The Rabbit books won Updike two Pulitzer Prizes; he also received two National Book Awards, four National Book Critics Circle Awards, and dozens of other awards and honors in a career spanning more than half a century.
He has been such a presence for so long in the literary world, and such an endless fountain of writing, that it seemed he might never stop. One of the first books I remember lighting up my brain was his story collection Pigeon Feathers, which I read as a high school sophomore in 1967.

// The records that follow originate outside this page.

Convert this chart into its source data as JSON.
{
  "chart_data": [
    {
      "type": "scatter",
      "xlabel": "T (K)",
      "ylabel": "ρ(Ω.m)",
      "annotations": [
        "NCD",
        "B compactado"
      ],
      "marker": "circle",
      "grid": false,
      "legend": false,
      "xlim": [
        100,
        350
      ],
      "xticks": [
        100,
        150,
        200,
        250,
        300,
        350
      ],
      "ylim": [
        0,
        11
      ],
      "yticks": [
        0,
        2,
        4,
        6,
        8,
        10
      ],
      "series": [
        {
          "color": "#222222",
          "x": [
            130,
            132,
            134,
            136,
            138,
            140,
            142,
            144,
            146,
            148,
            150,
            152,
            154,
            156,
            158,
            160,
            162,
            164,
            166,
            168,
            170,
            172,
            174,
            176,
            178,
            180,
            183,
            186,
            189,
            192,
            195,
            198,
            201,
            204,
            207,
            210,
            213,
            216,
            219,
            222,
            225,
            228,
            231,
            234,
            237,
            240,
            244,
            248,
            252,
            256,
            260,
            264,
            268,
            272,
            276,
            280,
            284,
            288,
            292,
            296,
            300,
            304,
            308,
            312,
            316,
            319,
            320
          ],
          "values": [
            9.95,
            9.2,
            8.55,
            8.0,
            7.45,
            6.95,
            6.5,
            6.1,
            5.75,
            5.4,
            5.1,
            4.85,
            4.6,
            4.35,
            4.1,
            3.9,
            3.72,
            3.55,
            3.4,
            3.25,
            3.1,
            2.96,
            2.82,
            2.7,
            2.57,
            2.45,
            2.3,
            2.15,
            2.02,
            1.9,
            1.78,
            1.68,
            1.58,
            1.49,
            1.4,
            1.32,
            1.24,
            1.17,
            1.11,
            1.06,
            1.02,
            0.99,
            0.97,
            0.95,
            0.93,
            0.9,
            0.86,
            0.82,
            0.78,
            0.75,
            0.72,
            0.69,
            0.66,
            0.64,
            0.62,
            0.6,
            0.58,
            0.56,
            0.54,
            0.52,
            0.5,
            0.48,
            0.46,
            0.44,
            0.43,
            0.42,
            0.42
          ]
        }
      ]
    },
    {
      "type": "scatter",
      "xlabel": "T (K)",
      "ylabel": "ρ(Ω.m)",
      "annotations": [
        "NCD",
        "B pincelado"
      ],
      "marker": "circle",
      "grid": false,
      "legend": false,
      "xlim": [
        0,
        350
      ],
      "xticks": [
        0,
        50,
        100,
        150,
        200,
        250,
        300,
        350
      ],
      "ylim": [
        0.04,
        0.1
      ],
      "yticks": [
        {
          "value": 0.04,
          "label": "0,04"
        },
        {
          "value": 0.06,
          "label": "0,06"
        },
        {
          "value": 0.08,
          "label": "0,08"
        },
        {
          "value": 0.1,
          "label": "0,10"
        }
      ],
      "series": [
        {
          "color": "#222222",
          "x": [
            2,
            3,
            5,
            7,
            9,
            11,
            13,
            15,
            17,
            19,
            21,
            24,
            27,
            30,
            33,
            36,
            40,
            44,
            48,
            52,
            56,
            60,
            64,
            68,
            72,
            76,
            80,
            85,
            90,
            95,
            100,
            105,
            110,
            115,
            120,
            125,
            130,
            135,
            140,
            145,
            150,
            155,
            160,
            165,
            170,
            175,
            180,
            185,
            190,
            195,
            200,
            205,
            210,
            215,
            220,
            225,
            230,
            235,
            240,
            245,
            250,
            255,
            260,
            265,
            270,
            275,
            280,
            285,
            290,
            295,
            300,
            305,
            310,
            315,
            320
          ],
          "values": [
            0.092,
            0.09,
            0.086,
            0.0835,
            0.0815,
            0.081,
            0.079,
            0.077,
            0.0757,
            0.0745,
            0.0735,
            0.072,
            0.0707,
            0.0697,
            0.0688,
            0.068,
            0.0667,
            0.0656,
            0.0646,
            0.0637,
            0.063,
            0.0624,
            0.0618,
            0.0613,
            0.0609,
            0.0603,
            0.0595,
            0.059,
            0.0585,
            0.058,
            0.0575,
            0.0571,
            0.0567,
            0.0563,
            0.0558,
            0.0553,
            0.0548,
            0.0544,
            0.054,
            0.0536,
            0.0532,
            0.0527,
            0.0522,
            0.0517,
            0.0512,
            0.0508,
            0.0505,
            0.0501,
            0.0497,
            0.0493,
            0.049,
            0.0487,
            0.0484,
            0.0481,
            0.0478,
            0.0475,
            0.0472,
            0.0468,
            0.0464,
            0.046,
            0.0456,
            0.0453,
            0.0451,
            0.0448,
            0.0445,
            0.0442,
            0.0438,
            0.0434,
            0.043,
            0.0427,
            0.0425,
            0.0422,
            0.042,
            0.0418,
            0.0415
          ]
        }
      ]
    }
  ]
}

His writing could provoke controversy. Some of Updike's contemporaries, such as Norman Mailer, brushed him off as lightweight and self-absorbed (although being brushed off by Mailer was practically a rite of passage for writers of a certain age). Updike was indeed absorbed with the world he wrote about, and it was usually the kind of world he lived in himself. But it was the artist's absorption, the devotion to capturing the very detail that makes the beauty in the quotidian pierce us like an arrow.
Updike was sometimes accused of misogyny, a charge that always baffled me. He wrote about women as well as any male writer I can think of, and better than most. He did not idealize women, but made them real, just as complex and particular, lusty, wise and clueless, as his men.
He was an incisive, bracing critic, as in this evaluation of the often romanticized On Walden Pond: "Thoreau's purpose is to reconcile us, after centuries of hazy anthropocentrism, to Nature as it is, relentless and remorseless. We need to be called out from the shared comforts and illusions of village life."
He wrote beautifully crafted poetry, not always in poems. In a wonderful New Yorker piece on Ted Williams' last game in 1960, he called Fenway "a lyric little bandbox of a ballpark."
As terrific as his novels are, he was even better at short stories. His A&P is one of the best (and one of the most anthologized) ever written, a pitch-perfect tale of knight-errantry in a grocery store, told in the wisecracking voice of a hormonal, tender-hearted teenage boy.
A trio of girls comes into the store wearing bathing suits, and the pretty one hands him a single jar at the cash register. "Now her hands are empty, not a ring or a bracelet, bare as God made them, and I wonder where the money's coming from. Still with that prim look she lifts a folded dollar bill out of the hollow at the center of her nubbled pink top. The jar went heavy in my hand."
If you are an Updike fan, you probably have already gone back to your bookshelf for a favorite. But his cataract of words is not quite done: Knopf will publish My Father's Tears and Other Stories in June.